Leetcode - LRU Cache

Question

Design a data structure that follows the constraints of a Least Recently Used (LRU) cache. Implement the LRUCache class:

• LRUCache(int capacity) Initialize the LRU cache with positive size capacity.
• int get(int key) Return the value of the key if the key exists, otherwise return -1.
• void put(int key, int value) Update the value of the key if the key exists. Otherwise, add the key-value pair to the cache. If the number of keys exceeds the capacity from this operation, evict the least recently used key.

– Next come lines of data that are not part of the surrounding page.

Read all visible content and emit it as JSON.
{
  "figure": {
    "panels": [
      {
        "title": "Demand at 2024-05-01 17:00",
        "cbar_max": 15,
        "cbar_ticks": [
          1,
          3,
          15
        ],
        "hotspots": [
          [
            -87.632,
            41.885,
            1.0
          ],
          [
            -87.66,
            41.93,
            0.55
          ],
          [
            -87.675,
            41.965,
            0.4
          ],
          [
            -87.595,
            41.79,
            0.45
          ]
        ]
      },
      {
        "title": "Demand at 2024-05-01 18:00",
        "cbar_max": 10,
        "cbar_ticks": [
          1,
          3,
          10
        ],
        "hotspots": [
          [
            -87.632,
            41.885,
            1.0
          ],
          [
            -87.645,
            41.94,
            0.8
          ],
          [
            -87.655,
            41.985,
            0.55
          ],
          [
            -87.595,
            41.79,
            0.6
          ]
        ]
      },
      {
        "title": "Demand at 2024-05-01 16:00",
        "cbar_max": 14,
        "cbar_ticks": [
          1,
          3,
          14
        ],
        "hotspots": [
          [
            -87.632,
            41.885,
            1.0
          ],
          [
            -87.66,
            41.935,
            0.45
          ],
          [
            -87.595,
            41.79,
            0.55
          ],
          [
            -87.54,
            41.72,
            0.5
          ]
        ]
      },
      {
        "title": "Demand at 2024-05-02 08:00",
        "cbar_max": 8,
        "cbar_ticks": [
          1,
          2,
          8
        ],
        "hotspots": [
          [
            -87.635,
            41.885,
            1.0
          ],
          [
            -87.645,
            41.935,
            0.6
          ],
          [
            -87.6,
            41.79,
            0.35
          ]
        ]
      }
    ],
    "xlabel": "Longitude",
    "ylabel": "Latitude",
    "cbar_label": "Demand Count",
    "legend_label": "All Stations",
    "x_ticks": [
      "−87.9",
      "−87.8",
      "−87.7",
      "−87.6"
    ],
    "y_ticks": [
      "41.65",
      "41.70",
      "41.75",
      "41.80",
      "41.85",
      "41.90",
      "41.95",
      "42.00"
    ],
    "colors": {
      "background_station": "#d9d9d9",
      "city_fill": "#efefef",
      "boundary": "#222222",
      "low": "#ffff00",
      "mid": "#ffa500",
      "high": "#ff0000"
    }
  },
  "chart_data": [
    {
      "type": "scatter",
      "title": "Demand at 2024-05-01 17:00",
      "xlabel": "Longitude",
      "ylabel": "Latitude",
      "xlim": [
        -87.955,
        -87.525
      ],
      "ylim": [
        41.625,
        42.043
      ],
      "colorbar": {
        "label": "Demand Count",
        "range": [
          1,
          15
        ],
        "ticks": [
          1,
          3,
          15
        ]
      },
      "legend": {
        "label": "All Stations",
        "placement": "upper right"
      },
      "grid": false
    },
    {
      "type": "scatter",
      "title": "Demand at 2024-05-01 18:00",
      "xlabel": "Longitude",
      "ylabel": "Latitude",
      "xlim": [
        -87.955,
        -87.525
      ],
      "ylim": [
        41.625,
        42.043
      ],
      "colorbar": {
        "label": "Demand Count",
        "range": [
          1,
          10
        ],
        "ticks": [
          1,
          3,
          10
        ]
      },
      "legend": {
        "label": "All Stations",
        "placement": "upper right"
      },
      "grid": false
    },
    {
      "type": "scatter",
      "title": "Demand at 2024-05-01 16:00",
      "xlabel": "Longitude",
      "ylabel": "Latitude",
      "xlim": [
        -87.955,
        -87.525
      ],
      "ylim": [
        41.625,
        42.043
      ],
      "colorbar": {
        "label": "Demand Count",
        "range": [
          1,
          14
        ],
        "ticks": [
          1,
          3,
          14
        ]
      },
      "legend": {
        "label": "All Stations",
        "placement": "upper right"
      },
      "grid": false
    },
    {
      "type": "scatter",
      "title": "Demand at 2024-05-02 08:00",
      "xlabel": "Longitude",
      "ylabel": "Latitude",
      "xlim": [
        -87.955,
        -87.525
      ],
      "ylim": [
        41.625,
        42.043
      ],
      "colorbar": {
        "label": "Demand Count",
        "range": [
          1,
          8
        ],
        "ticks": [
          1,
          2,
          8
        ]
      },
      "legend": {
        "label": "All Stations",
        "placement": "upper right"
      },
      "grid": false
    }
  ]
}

The functions get and put must each run in O(1) average time complexity.

This is atesla question

• The LRU cache is a hash-map, mapping: {key (int): Node(key, value)}
• Use LRU and MRU pointers which are dummy pointers for swapping
• O(1) insert and query time

class Node():
def __init__(self, key, val):
	self.key, self.val = key, val
	self.prev = self.next = None
 
class LRUCache:
	def __init__(self, capacity: int):
		self.capacity = capacity
		self.cache = {}
 
		self.LRU, self.MRU = Node(0, 0), Node(0, 0)
		self.LRU.next, self.MRU.prev = self.MRU, self.LRU
 
# remove from list
def remove(self, node):
	prev, nxt = node.prev, node.next
	prev.next, nxt.prev = nxt, prev
 
# insert at right (MRU)
def insert(self, node):
	prev, nxt = self.MRU.prev, self.MRU
	prev.next = nxt.prev = node
	node.next, node.prev = nxt, prev
 
def get(self, key: int) -> int:
	if key in self.cache:
		# Update most recent
		self.remove(self.cache[key])
		self.insert(self.cache[key])
		return self.cache[key].val
	return -1
 
def put(self, key: int, value: int) -> None:
	if key in self.cache:
		self.remove(self.cache[key])
	self.cache[key] = Node(key, value)
	self.insert(self.cache[key])
 
	if len(self.cache) > self.capacity:
		# remove from list and delete LRU from cache
		LRU = self.LRU.next
		self.remove(LRU)
		del self.cache[LRU.key]